CBO not so subtly suggests a carbon tax to raise revenues
Posted By Michael Bastasch On 4:21 PM 12/11/2013
The Congressional Budget Office says that a carbon tax would raise the most revenue out of the 35 different options suggested by the budget forecasting office.
The CBO estimates that a $25 per ton tax on carbon dioxide emissions would raise government revenues by $1.06 trillion over the next decade, while lowering U.S. carbon emissions by 10 percent as well.
A carbon tax is by far the biggest revenue raiser suggest by the CBO. The office suggested 35 different revenue options for cutting the federal budget deficit, including options like increasing income taxes and imposing a minimum tax. The second-highest revenue raising option listed by the CBO is eliminating deductions for state and local taxes, which would raise $954 billion over ten years.
According to the CBO, a carbon tax would be more efficient than having the Environmental Protection Agency impose clean air regulations to lower carbon emissions. The CBO also argues that there would be “co-benefits” from taxing carbon such as lowering other harmful pollutants and emissions as the power sector switches from using coal to natural gas or nuclear power.
Critics of the carbon tax have pointed out that it would be economically harmful, as it would raise the cost of virtually every good produced. Opponents also charge that a carbon tax will just allow politicians to recklessly spend more money.
“Washington politicians have run out of other people’s money, so they need a new source,” Daniel Kish, senior vice president of policy at the Institute for Energy Research. “Anybody who thinks that Washington isn’t coming after a carbon tax must live in a jurisdiction where pot is legal for recreational use.”
“All that does is hurt the poorest among us, it doesn’t hurt Al Gore, it doesn’t hurt the people at the CBO,” Kich added. “It hurts the people on the lowest rung of the economic scale that the president says he’s trying to help.”
The CBO’s carbon tax advocacy also comes as the Obama administration continues to implement its “social cost of carbon” (SCC) estimate. The SCC puts a monetary value on the economic damages caused by increased carbon dioxide emissions and must be used by federal regulatory agencies when calculating the costs and benefits of regulations.
The White House has repeatedly denied having plans to implement a carbon tax, but earlier this year the Obama administration quietly raised its SCC estimate from $21 per metric ton to $35 per metric ton — higher than the hypothetical $25 per ton carbon tax used by the CBO.

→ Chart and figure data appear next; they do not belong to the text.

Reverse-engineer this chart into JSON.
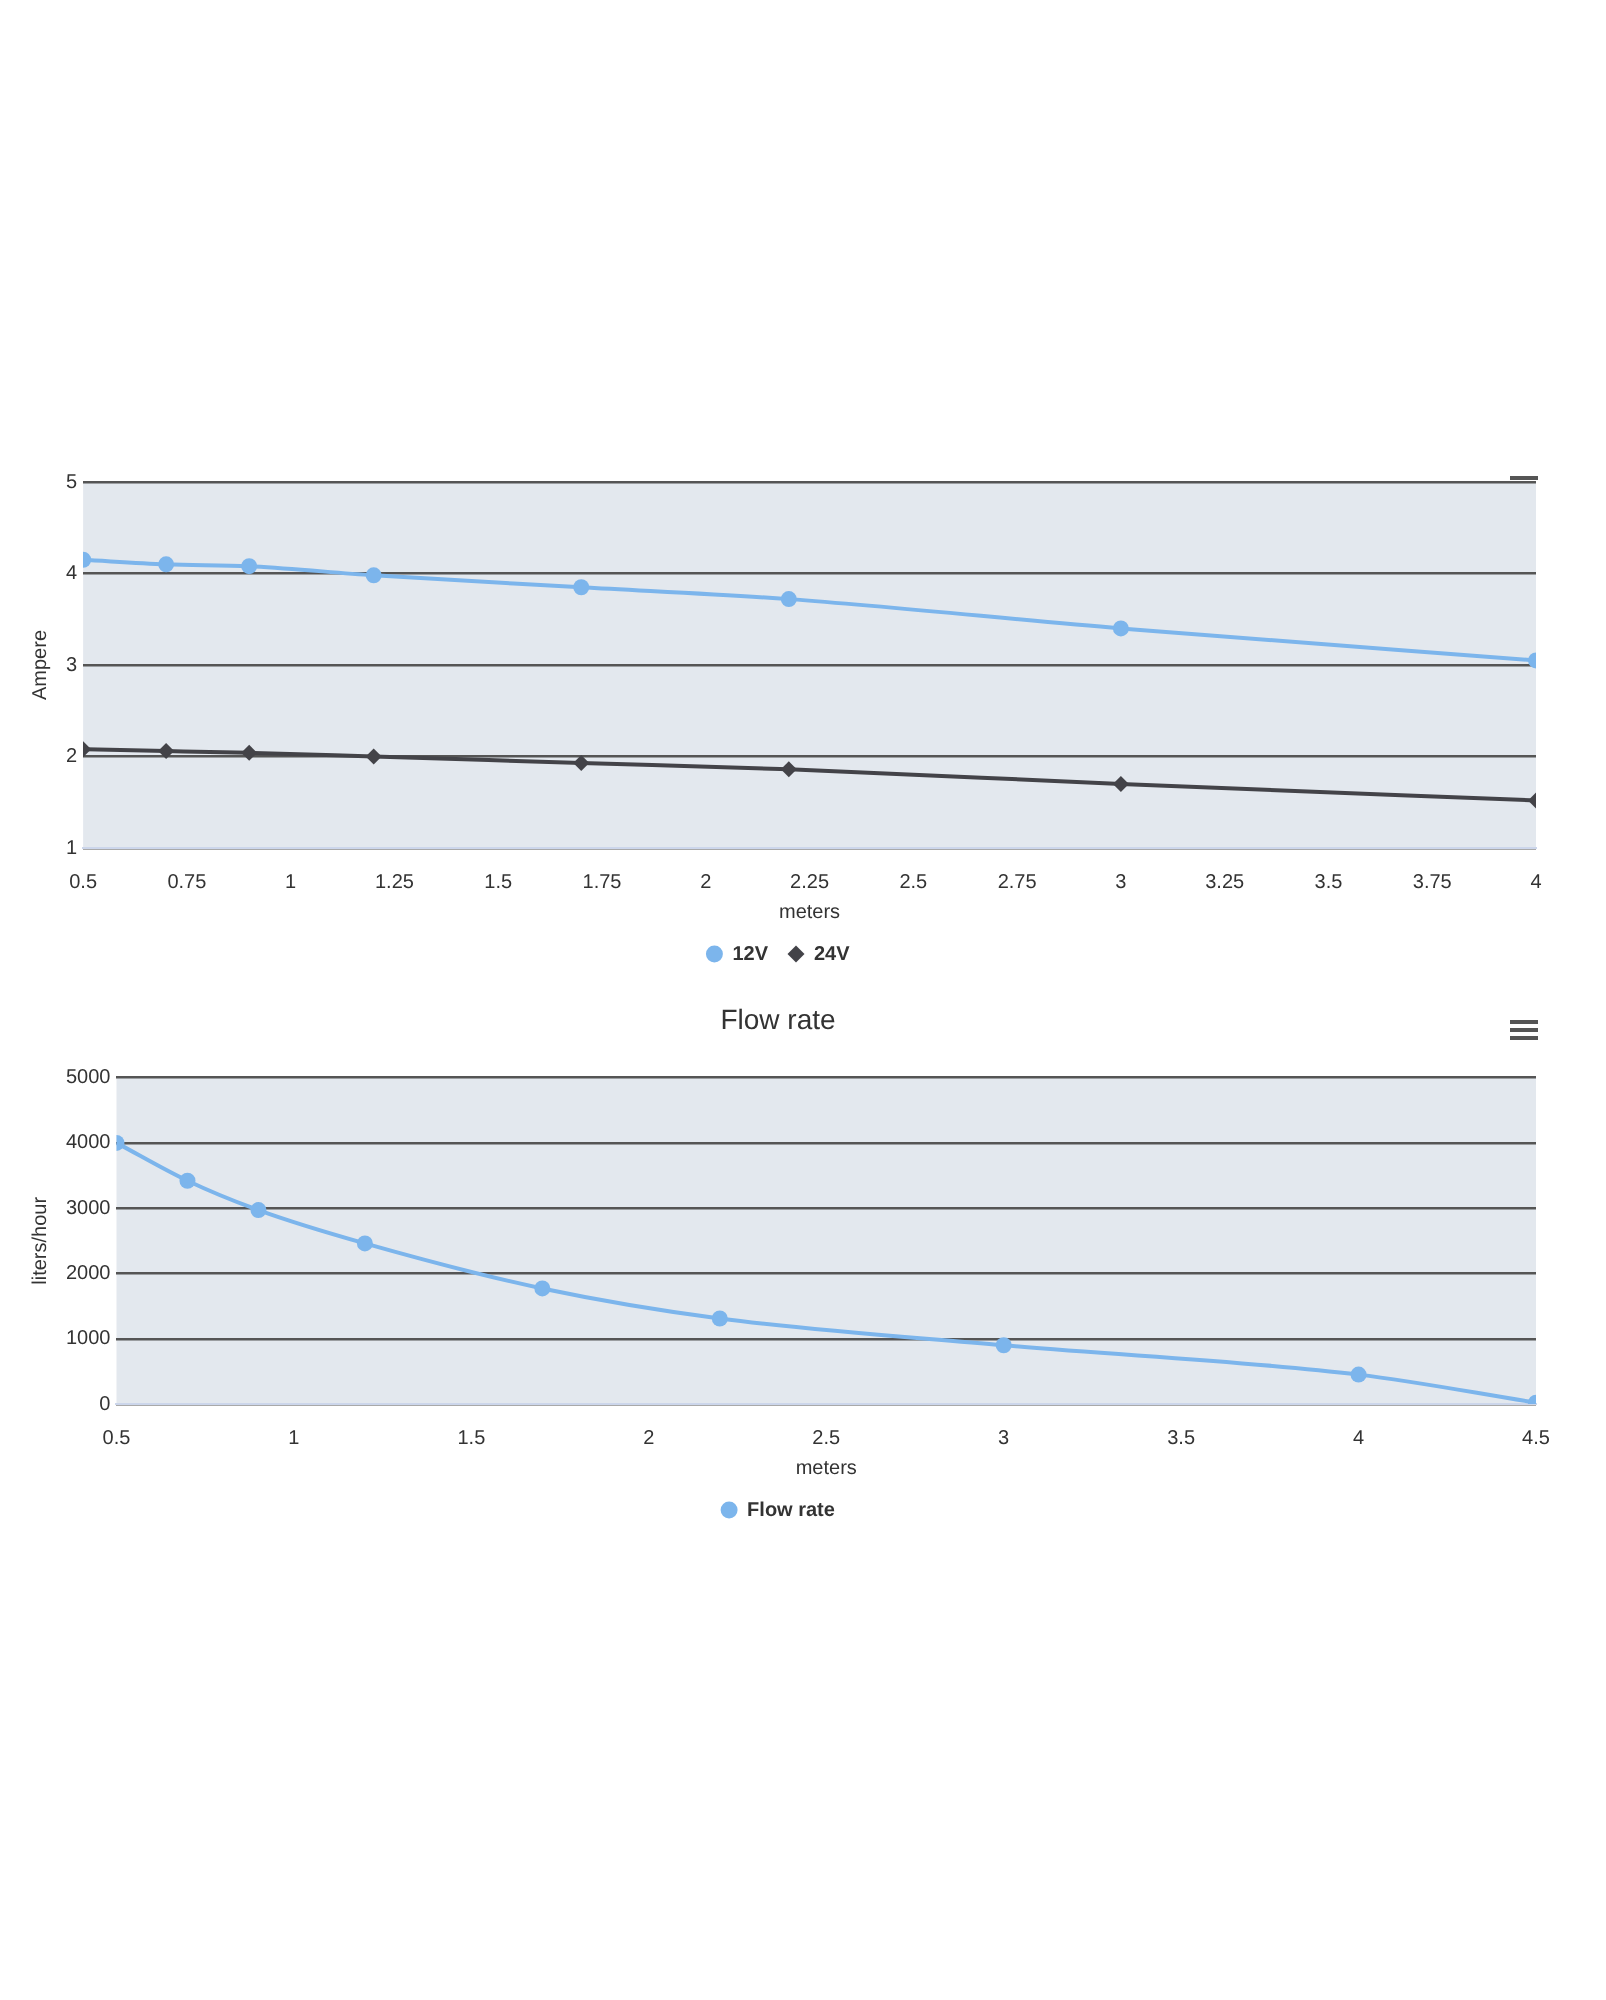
{
  "chart_data": [
    {
      "type": "line",
      "xlabel": "meters",
      "ylabel": "Ampere",
      "xlim": [
        0.5,
        4
      ],
      "xticks": [
        0.5,
        0.75,
        1,
        1.25,
        1.5,
        1.75,
        2,
        2.25,
        2.5,
        2.75,
        3,
        3.25,
        3.5,
        3.75,
        4
      ],
      "ylim": [
        1,
        5
      ],
      "yticks": [
        1,
        2,
        3,
        4,
        5
      ],
      "grid": "y",
      "legend": "bottom",
      "line_style": "solid",
      "x": [
        0.5,
        0.7,
        0.9,
        1.2,
        1.7,
        2.2,
        3,
        4
      ],
      "series": [
        {
          "name": "12V",
          "color": "#7cb5ec",
          "marker": "circle",
          "values": [
            4.15,
            4.1,
            4.08,
            3.98,
            3.85,
            3.72,
            3.4,
            3.05
          ]
        },
        {
          "name": "24V",
          "color": "#434348",
          "marker": "diamond",
          "values": [
            2.08,
            2.06,
            2.04,
            2.0,
            1.93,
            1.86,
            1.7,
            1.52
          ]
        }
      ]
    },
    {
      "type": "line",
      "title": "Flow rate",
      "xlabel": "meters",
      "ylabel": "liters/hour",
      "xlim": [
        0.5,
        4.5
      ],
      "xticks": [
        0.5,
        1,
        1.5,
        2,
        2.5,
        3,
        3.5,
        4,
        4.5
      ],
      "ylim": [
        0,
        5000
      ],
      "yticks": [
        0,
        1000,
        2000,
        3000,
        4000,
        5000
      ],
      "grid": "y",
      "legend": "bottom",
      "line_style": "solid",
      "marker": "circle",
      "x": [
        0.5,
        0.7,
        0.9,
        1.2,
        1.7,
        2.2,
        3,
        4,
        4.5
      ],
      "series": [
        {
          "name": "Flow rate",
          "color": "#7cb5ec",
          "values": [
            4000,
            3420,
            2970,
            2460,
            1770,
            1310,
            900,
            450,
            20
          ]
        }
      ]
    }
  ]
}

“It’s a proxy for a carbon tax,” Kish said. “They don’t want it to be the price the CBO uses, they want it to be a little higher, so they can say ‘it’s lower than the social cost of carbon.’”
There is little chance that lawmakers would pass a carbon tax outright, as House Republicans have been heavily opposed to such efforts. In the Senate, Republicans, along with some energy state Democrats, have also come out against a carbon tax.
However, California Democratic Sen. Barbara Boxer has said she will push for a carbon tax as both parties enter negotiations about how to reform the U.S. tax code to make it more efficient. Carbon tax supporters have floated the idea of imposing a carbon tax in exchange for lowering other tax rates — something Republicans might go for as part of a grand tax bargain.
“There’s one thing for sure, there is a bullseye that’s being painted by the U.S. government on Americans’ wallets,” Kish added. “Taking a trillion dollars to spread around and buy votes.”
Even the CBO puts forward some arguments against the carbon tax as well, saying that it would burden the economy with increased costs on goods made with fossil fuels — which is most goods we consume — while yielding uncertain benefits. Furthermore, the CBO notes that U.S. efforts to cut emissions could be undercut by carbon-heavy energy production moving outside the U.S. to other countries with lower environmental controls.
“More generally, averting the risk of future damage caused by climate change would depend on collective global efforts to cut emissions,” according to the CBO. “Most analysts agree that if other countries with high levels of emissions do not cut those pollutants substantially, reductions in emissions in this country would produce only small changes in the climate.”